Tuesday: into Hamwic House for the blood sample, counting down to the next chemo cycle, only a few minutes’ waiting then the business and then home. Before three hours passed I get a notification mail that something has been added to ‘My Medical Record’, which turns out to be the PSA result: down from 12 to 9.4! That may not seem much to many, but I have been quite anxious that following the fourth round of chemo and my day-to-day condition thereafter it might just indicate a worsening of the cancer, but this reading suggests I might be wrong, and I’ll take that, [until I learn more]. We’ll have the telephone call from a clinician on Wednesday, normally followed the next day by the drip treatment, maybe I’ll find out a bit more during the call.

 Sure did! Apparently, my consultant will change soon, the first contact is likely to be the telephone clinic before the sixth cycle, in 21 days’ time. Reminded the clinician about the anti-emetic and the steroids they give me on drip day, … all systems go then! Next up, to register this morning’s LAC-test with NHS online, [negative, thankfully].

 A pinch and a punch for the first of the month! Thursday, appointment time 08.30, so no hanging about, hit the road. Blue Chair no. 2, then the dreaded waiting starts, and this time it’s down to me!  We quickly realise I had forgotten to take the pre-treatment steroids [12, 3 and 1 hours in advance] so they mixed up a cocktail for me to take through the canula first up. Next, they couldn’t find a vein that would co-operate, they were too busy playing hide-and-seek. A, my clinician for the day, tried left and right hands, both taking time to first swaddle in hot pads, and even an old-fashioned bowl of hot water, but after making two fails she had to get another staffer to have a go, apparently, they’re only allowed two attempts. Her colleague ‘bulls-eyed’ closer to the wrist, first time. Both of them were very apologetic, but I said the fault must surely lie with my veins.

 This period coincided with my not getting a decent sound feed from my IPod via the headphones: too quiet and treble-biased to be listenable [by picky me]. By 10.00 the problem is resolved, put it down to operator error, and the playback set closer to the stun level. By 10.15 I’m hooked into the main event, Docetaxel, so will get a flush in about an hour, then 15 minutes of Zoladex Acid, then the final flush through. I should be on my way by midday.

 The poor, wee girl in the Chair opposite also had scaredy-veins, and when two staffers had both failed with their two attempts, they decided she would have to have an appointment for a PICC line to be fitted. She looked a bit distressed when she left, much more than when she came in.

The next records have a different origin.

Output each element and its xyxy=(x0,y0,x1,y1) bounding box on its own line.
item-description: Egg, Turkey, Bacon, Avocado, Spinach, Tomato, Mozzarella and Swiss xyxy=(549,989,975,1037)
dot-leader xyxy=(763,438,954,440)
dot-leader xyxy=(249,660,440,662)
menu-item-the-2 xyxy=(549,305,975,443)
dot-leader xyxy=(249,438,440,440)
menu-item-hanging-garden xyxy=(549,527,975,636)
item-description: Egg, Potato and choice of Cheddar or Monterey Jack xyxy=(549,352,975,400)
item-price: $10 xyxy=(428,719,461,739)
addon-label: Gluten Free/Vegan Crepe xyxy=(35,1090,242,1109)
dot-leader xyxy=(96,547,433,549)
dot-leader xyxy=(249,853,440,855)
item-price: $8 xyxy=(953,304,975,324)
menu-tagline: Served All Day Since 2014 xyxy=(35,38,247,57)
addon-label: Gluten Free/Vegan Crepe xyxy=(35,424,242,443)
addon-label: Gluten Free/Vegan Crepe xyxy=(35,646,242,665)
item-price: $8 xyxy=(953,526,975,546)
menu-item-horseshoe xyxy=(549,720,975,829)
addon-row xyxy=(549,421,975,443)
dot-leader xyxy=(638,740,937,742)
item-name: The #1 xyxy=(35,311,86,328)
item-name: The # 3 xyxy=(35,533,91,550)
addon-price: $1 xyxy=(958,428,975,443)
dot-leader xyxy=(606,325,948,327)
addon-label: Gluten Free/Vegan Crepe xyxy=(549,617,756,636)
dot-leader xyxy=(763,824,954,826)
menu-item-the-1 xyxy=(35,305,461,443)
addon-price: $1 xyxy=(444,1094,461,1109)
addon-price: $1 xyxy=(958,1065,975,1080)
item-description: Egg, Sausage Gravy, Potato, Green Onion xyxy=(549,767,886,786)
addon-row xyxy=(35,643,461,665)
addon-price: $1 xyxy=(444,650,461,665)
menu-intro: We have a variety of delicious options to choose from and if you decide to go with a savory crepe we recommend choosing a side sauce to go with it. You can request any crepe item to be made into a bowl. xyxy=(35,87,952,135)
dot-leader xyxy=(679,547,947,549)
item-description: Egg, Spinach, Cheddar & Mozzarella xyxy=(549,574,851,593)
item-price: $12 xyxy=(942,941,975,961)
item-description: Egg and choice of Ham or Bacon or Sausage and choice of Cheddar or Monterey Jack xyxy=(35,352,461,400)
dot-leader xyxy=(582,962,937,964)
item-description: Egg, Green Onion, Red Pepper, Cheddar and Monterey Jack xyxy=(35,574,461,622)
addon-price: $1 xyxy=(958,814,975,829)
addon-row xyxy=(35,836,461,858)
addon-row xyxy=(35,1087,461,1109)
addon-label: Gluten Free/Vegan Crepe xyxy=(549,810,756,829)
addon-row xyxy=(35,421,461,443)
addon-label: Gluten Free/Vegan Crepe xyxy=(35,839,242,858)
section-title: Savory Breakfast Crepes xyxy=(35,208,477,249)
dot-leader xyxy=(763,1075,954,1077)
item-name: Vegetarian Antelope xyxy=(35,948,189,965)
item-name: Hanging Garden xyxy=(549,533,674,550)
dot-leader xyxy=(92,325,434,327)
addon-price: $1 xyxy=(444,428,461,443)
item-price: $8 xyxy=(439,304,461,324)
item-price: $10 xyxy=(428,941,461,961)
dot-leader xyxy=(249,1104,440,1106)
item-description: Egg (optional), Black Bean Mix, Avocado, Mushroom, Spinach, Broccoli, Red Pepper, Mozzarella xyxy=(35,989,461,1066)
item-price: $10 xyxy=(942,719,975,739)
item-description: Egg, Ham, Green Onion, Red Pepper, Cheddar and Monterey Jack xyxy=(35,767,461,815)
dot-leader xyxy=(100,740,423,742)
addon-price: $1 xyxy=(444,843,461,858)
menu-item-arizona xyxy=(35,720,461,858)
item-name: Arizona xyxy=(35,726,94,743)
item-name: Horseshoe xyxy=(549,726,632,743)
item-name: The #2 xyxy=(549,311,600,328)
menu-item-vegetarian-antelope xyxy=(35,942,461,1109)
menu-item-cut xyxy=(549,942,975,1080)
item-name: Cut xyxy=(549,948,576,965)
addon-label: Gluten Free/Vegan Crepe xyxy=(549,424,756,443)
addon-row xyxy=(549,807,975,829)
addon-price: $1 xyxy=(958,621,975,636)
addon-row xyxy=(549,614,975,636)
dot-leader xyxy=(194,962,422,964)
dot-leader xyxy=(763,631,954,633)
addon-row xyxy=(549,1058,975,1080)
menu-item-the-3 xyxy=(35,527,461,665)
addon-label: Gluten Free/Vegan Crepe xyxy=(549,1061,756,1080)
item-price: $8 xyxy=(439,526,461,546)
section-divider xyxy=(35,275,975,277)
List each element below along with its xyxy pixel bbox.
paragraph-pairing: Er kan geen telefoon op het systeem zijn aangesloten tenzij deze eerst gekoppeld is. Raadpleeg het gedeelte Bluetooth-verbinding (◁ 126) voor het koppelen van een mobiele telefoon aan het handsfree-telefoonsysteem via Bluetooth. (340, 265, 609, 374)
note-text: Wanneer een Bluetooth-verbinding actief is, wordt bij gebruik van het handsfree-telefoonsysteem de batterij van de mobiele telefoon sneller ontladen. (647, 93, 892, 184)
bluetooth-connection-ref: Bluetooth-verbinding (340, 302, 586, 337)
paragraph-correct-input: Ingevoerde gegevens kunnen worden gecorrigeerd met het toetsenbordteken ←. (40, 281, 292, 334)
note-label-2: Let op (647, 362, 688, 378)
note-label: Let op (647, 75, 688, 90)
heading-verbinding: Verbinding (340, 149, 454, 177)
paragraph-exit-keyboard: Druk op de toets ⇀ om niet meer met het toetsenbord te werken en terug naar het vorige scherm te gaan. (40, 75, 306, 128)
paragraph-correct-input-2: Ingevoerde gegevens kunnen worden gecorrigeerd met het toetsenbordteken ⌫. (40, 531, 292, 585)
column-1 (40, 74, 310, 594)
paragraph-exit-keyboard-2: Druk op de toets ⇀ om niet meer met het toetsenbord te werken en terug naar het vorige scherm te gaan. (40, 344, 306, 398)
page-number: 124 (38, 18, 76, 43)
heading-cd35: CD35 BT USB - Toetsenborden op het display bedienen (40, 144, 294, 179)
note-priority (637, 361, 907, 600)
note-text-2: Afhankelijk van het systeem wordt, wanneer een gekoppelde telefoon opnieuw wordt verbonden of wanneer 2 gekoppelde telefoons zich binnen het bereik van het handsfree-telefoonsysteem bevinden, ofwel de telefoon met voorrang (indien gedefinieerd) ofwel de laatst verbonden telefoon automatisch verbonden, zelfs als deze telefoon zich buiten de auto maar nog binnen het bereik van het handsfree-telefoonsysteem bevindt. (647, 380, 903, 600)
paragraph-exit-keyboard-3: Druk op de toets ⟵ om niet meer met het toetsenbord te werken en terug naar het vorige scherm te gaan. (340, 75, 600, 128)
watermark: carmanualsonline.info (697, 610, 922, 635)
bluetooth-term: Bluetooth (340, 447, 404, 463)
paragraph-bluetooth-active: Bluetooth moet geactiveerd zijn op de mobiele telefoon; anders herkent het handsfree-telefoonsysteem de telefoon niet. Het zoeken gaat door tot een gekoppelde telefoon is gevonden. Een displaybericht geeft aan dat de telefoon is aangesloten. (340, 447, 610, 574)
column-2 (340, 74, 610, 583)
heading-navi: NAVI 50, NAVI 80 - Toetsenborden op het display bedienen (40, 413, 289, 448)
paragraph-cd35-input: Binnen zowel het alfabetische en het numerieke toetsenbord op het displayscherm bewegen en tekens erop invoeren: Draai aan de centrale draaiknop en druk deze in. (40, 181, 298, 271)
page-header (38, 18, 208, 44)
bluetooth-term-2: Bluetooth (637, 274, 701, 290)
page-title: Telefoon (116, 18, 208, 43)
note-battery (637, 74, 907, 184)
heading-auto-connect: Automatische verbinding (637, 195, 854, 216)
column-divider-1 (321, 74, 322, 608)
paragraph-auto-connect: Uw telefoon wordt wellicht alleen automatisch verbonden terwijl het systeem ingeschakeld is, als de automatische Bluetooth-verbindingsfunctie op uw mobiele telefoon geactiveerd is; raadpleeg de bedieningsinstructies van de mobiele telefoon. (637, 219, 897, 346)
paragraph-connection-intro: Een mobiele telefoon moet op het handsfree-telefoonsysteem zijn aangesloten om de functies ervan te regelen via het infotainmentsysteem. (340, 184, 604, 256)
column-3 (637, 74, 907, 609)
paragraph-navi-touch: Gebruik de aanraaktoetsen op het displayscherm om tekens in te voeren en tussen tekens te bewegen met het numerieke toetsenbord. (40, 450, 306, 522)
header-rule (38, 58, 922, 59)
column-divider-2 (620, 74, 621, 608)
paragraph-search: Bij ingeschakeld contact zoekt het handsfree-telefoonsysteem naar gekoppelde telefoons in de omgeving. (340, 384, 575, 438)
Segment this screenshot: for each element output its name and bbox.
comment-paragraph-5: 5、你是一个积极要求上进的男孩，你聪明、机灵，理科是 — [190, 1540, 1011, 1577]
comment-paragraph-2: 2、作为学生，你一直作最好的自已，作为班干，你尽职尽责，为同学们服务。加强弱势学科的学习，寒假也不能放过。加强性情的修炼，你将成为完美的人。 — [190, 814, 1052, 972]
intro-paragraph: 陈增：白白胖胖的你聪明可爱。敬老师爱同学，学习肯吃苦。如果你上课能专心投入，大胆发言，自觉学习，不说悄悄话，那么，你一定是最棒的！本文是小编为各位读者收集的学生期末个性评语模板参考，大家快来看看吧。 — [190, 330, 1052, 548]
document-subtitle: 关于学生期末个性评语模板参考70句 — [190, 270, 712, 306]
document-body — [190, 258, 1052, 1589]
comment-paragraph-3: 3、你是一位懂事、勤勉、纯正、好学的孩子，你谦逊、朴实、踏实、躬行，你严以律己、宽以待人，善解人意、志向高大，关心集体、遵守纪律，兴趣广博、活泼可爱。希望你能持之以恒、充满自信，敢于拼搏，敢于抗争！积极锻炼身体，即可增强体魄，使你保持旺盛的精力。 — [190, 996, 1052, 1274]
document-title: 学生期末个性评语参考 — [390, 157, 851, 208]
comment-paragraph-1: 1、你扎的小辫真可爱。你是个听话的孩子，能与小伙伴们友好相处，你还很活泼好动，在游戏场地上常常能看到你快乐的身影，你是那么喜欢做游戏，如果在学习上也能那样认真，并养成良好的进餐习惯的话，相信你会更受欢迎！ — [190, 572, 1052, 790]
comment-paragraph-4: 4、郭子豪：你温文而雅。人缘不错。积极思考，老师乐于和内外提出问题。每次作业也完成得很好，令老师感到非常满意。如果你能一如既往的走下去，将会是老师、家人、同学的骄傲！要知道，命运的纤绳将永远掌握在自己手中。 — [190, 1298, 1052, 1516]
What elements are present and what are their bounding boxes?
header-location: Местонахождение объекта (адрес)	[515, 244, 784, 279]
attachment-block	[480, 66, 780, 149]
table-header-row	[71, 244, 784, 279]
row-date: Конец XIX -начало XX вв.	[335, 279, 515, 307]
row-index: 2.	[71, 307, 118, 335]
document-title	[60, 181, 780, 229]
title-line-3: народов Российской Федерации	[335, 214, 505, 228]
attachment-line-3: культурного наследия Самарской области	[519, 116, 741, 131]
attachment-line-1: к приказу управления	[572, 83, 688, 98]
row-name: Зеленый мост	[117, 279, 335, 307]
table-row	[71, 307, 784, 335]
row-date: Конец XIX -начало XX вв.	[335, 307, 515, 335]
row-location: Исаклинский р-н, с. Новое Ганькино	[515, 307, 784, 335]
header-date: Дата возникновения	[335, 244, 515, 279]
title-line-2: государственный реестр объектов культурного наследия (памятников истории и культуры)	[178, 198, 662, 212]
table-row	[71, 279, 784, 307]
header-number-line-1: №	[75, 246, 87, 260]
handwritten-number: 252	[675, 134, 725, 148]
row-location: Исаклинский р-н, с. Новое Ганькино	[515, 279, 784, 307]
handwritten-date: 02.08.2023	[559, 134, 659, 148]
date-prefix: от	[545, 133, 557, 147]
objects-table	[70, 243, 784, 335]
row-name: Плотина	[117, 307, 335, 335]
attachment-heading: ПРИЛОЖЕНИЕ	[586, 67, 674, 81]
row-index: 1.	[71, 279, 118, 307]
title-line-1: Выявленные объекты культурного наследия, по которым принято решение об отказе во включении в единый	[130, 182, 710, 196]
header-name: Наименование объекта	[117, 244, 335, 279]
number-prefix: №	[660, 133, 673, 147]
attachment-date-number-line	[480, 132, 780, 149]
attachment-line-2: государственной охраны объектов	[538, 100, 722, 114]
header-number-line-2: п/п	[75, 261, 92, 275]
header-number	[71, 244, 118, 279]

 During the treatment A asked me about side effects, and I briefly summarised how things went after cycle 1 & 2, how that changed with 3, then the further differences following the fourth. Lumping them together like that made me realise it's all a bit random, therefore it’s hard to predict what will follow this one.

 Home before 12.30, feeling quite chipper, so Di gave me an anti-emetic and we decided to go out for lunch, at Hamble Point Marina. We sat outside on the terrace, midst yachties and wannabe-yachties; Di chose a Marinara Linguini, while I went for a blue-cheese, smoky bacon Burger with fries – no point in having something on the ‘cheffy’ side because of my malfunctioning taste buds. All good, although they stiffed us with the drinks’ prices [same everywhere now], Di’s plate was really loaded with fresh shellfish.

 By 17.00 my ribcage was really aching, [the analgesia is going have to play catch-up] and reminiscent of the bad state I got into one-day-post-chemo with the first two cycle treatments, a very rapid turnaround from earlier today. I’m going to stop chronicling now, and will add something tomorrow, for your information.

 Here it is, still slightly aching yesterday bedtime, I eventually fell asleep, fitfully awaking on and off from 06.00, but finally shooting out of bed at 09.11 because we had to collect the Maybush girlies for their September visit by 10.00. Felt tired in the morning, improved in the afternoon, then the ribcage aching kicked-in again teatime to early evening, and we're playing catch-up once more. It’ll be interesting seeing what other differences in the after- or side-effects there are, how random or predictable.